Harmon apparently felt that this scene was the one where she needed to do more than recite. So she turned her back on her two friends (reporter Cindy was roped off from the crime scene) and attempted to have her wooden face register some emotion. The results were more horrifying than seeing the dead corpse with the mouth sewn shut.



She can't change her emotions in the middle of a sentence without going through a sort of Jekyll and Hyde contortion of the face, so that when one wants to indicate that she is going from sorrow to joy, one must cut away and then back.



F. Scott Fitzgerald was referring to Joan Crawford but, had he lived long enough, he could have been talking about Harmon. Her nostrils did this bizarre thing as she tried to get her eyes to tear up and her jaw was doing something underneath the hand she clasped to her mouth that was equally strange. We have no idea what she was attempting to convey but seriously question whether it's in the normal range of human emotions.



There's nothing normal about Women's Murder Club. It lacks the charm of The Snoop Sisters, it lacks the complexities of Columbo, it lacks everything you can think of including a lead actress. It's rather amazing that Steve McPherson sees himself as so hands on, so about the elements, and allowed this series to air as is. Setting aside the washed out look (which hardly telegraphs suspense), the washed out lead is such a huge problem that when we called friends with the show the first question was, "How bad are you going to go after Angie?" Everyone knows she's the biggest flaw, the biggest drawback and what kills what could have been an amusing show.

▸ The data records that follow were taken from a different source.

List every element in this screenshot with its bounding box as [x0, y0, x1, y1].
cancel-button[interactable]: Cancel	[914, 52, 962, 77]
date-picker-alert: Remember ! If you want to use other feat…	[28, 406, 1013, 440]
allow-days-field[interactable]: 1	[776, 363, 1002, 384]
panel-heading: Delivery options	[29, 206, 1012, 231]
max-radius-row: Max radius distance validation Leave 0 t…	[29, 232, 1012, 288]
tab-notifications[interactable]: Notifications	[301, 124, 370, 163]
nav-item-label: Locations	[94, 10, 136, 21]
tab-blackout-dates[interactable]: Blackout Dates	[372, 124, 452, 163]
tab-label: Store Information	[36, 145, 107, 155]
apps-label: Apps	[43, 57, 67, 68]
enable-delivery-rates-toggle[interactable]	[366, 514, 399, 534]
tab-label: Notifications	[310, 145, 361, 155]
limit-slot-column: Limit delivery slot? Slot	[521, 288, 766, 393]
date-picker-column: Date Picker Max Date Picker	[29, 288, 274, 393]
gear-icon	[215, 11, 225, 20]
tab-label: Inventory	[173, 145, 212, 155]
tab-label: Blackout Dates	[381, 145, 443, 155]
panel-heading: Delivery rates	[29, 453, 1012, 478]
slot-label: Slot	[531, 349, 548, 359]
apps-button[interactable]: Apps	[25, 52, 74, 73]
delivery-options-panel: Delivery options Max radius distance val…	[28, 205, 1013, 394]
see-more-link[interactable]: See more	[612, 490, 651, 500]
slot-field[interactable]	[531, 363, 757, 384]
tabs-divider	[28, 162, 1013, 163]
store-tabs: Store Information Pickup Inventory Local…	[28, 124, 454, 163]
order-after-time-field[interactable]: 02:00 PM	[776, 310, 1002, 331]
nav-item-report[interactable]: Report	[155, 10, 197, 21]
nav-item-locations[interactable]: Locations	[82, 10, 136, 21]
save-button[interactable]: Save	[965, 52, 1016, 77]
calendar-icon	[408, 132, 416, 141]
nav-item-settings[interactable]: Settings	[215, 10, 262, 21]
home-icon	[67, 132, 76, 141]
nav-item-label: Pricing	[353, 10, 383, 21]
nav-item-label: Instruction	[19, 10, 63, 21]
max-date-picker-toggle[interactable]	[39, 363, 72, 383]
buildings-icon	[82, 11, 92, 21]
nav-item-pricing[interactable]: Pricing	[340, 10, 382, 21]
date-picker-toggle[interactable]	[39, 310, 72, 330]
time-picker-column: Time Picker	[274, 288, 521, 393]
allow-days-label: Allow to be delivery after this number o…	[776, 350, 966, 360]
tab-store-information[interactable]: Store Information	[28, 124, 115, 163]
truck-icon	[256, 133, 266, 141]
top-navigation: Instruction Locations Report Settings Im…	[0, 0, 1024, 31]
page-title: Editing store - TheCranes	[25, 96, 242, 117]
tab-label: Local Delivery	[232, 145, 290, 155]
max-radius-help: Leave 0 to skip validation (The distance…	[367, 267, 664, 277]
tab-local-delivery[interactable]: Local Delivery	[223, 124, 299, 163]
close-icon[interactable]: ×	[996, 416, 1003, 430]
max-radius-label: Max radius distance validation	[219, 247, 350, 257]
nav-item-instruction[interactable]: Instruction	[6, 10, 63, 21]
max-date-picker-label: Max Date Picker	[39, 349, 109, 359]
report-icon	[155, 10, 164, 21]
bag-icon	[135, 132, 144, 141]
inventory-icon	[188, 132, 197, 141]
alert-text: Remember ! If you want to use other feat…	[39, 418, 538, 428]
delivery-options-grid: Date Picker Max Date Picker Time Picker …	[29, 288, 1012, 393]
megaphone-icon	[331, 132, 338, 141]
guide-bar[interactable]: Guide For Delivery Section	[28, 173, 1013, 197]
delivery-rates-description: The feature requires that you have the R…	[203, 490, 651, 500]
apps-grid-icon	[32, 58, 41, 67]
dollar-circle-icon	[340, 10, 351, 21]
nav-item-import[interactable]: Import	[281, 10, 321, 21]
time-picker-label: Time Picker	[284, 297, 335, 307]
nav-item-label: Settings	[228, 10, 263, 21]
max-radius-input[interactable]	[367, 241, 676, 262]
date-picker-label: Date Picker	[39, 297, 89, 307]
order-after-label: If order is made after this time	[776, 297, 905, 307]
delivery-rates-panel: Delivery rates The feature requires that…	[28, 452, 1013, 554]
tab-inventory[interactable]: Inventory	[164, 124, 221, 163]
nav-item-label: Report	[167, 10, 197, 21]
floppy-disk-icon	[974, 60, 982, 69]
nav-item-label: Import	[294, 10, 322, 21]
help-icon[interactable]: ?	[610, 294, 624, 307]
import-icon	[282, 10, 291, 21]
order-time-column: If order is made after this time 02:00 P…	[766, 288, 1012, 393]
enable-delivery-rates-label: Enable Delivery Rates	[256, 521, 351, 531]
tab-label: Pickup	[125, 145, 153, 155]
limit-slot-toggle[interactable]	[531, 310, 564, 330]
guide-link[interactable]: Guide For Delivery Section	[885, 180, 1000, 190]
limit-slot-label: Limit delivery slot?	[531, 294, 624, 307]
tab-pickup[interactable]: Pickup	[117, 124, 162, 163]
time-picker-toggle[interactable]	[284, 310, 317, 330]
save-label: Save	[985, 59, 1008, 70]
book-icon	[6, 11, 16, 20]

Her non-acting is far from the only problem. (Though we did keep asking if we were remembering wrong -- hadn't she said she was done with TV? Yes, she had. But films were quickly done with her. Hence her return.) This conception of professional women -- all four are professionals -- as giddy gossips is insulting. But Terri Hatcher in the role of Lindsay could provide enough warmth that viewers might over look the insults (the way they have with Desperate Housewives) and still tune in. Harmon has no warmth, has no acting abilities. Too long in the tooth to continue being cast as "the girl," she needed some way to use her masculine good looks to bring in money that would fill the coffers for the 2008 elections. Those who caught her non-act Friday, regardless of political party affiliation, are forgiven if they contemplated writing a check to the GOP just so Harmon would take her tired act elsewhere. The real victims of Women's Murder Club are the viewers who bothered to watch.